In this country, colonial governments made sporadic attempts to control the labour market, and often with the same lack of success as had been experienced half a millennium earlier in England. It was not until the great strikes of the 1890s that a concentrated effort was made to create a system which might prevent or settle disputes. Legislation to establish systems of conciliation and arbitration emerged, first in Western Australia (1900) and then New South Wales (1901), theCommonwealth (1904), South Australia (1915) and Queensland (1916). Tasmania and Victoria retained a curious attachment to wages boards until 1984 and 1992 respectively.
The slow march in legislation was mirrored in the common law of employment, where principles established in the 19th century and earlier were applied with varying degrees of precision well into the late 20th century. But the market for labour does not wait for parliaments or courts.

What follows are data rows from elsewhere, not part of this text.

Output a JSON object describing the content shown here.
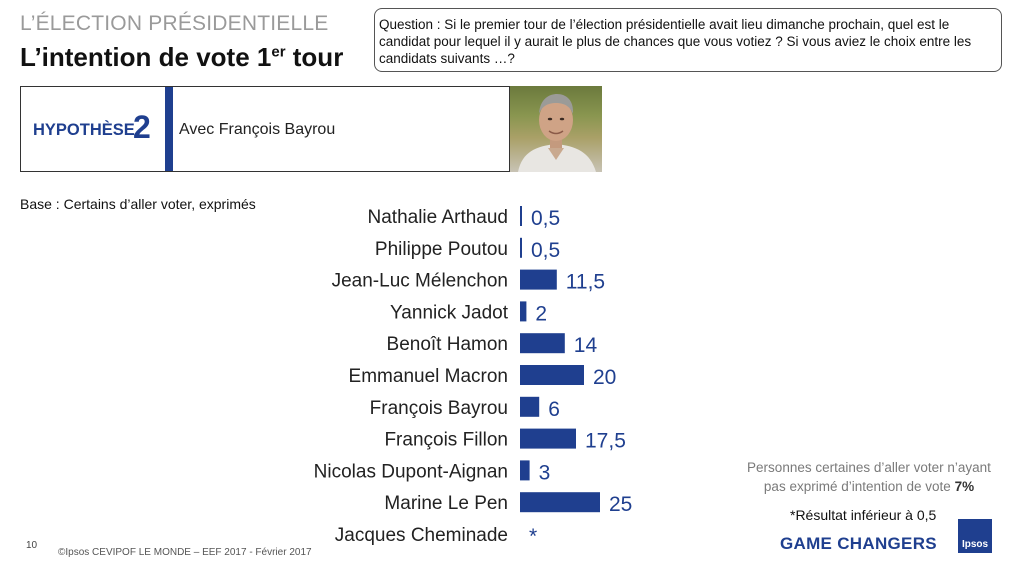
{
  "header": {
    "supertitle": "L’ÉLECTION PRÉSIDENTIELLE",
    "title": "L’intention de vote 1",
    "title_sup": "er",
    "title_end": " tour"
  },
  "question": "Question : Si le premier tour de l’élection présidentielle avait lieu dimanche prochain, quel est le candidat pour lequel il y aurait le plus de chances que vous votiez ?  Si vous aviez le choix entre les candidats suivants …?",
  "hypothesis": {
    "word": "HYPOTHÈSE",
    "number": "2",
    "text": "Avec François Bayrou"
  },
  "base": "Base : Certains d’aller voter, exprimés",
  "chart_data": {
    "type": "bar",
    "orientation": "horizontal",
    "categories": [
      "Nathalie Arthaud",
      "Philippe Poutou",
      "Jean-Luc Mélenchon",
      "Yannick Jadot",
      "Benoît Hamon",
      "Emmanuel Macron",
      "François Bayrou",
      "François Fillon",
      "Nicolas Dupont-Aignan",
      "Marine Le Pen",
      "Jacques Cheminade"
    ],
    "values": [
      0.5,
      0.5,
      11.5,
      2,
      14,
      20,
      6,
      17.5,
      3,
      25,
      0
    ],
    "labels": [
      "0,5",
      "0,5",
      "11,5",
      "2",
      "14",
      "20",
      "6",
      "17,5",
      "3",
      "25",
      "*"
    ],
    "color": "#1f3f8f",
    "title": "",
    "xlabel": "",
    "ylabel": ""
  },
  "notes": {
    "no_vote_text": "Personnes certaines d’aller voter n’ayant pas exprimé d’intention de vote",
    "no_vote_value": "7%",
    "footnote": "*Résultat inférieur à 0,5"
  },
  "footer": {
    "page": "10",
    "copyright": "©Ipsos  CEVIPOF LE MONDE – EEF 2017 - Février 2017",
    "tagline": "GAME CHANGERS",
    "logo": "Ipsos"
  }
}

While changes in the types and styles of employment have been recognised to a limited extent by the various industrial commissions through awards and agreements, the pace of change continues to quicken.
This book recognises that the acceleration in change means that decades of labour law jurisprudence are being relegated on a continuing basis to the file marked ‘of historical interest’. Knowledge of the interstices of interstate industrial disputes or the effect of ambit claims was once an essential part of an industrial lawyer's armoury. After the WorkChoices case, the thousands of pages devoted to those matters are now consigned to the dusty shelves of unvisited libraries.